麗しき星の花

 学校を出たところで、山の方から飛んでくるでっかいカラス……いや、鴉天狗を見つけた。鷹雅だ。

「鴉さん! 鴉さんは遊里さんとどこにデートに行きますか!」

「ああ? でぇと? んなもんしねぇよ」

 鷹雅はバサリと黒い羽を背中にしまい、ふんぞり返ってそう言った。

「……しないんですか」

「しねぇ。小猿相手にんなことしてやる必要はねぇ。ただでさえ幼稚園までの送り迎えが大変なんだからよぉ。毎日毎日、抱っこして運んでやんなきゃなんねぇんだぞ? この大妖怪鴉天狗の俺様を働かせてんだ、その対価として休みには天神温泉に付き合ってもらうけどな。どういうわけかアイツはマッサージだけは上手いからな。日頃の俺様への感謝の気持ちとしてデリケートゾーン(頭皮)マッサージは当然のこと、背中も流してもらわないとな」

 なんだかんだ文句を言ってるように聞こえるけど、嬉しそうだよなぁ、とシンは思う。だって口元が緩んでるもん。

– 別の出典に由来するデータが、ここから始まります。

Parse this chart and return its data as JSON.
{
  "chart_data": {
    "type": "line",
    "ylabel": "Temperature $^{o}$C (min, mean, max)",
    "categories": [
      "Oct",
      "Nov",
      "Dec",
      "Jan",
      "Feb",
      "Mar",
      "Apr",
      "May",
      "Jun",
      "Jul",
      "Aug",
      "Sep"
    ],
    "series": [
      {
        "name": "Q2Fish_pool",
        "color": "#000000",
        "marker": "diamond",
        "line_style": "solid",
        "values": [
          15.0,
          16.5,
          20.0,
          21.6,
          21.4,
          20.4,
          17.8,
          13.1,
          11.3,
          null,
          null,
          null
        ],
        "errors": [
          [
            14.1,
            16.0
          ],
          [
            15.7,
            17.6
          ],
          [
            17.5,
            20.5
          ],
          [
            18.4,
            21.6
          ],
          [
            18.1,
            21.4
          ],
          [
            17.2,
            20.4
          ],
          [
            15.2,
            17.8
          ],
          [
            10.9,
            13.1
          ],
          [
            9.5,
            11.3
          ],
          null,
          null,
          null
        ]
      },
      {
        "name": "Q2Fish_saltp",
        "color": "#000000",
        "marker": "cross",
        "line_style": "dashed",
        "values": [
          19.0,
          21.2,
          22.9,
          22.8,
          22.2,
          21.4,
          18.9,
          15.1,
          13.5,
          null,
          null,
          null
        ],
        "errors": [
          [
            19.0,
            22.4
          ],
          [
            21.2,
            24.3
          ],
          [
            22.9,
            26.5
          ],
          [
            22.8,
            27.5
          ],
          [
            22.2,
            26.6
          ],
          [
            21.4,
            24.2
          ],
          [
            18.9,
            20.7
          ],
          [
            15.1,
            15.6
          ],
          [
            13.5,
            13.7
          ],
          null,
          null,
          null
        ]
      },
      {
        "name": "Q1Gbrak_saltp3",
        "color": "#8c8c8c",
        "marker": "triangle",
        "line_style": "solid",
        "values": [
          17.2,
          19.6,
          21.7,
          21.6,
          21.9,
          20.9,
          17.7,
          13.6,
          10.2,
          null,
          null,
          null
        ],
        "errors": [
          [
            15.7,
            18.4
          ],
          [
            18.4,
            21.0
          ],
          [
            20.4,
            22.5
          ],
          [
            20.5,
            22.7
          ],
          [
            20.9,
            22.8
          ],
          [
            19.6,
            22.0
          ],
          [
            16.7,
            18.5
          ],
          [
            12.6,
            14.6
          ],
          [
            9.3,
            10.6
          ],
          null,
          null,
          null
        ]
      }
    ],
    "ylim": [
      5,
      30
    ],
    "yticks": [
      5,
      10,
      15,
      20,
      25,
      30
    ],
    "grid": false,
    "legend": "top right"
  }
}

「って、やべっ、幼稚園終わっちまう! めんどくせぇけど遅れると文句言いやがるからなアイツ。じゃあな、チビ!」

「チビじゃなくてリィシンですっ!」

 鷹雅は慌てたように天神幼稚園へ走っていった。

 その顔はやっぱり嬉しそうだった。


 鷹雅は温泉デート。それもまあ、いいかなぁ……と想像して、シンはブンブンと頭を振った。いかん、温泉はまだ早い。それは駄目だ。自分はまだ野菊の彼氏(仮)だ。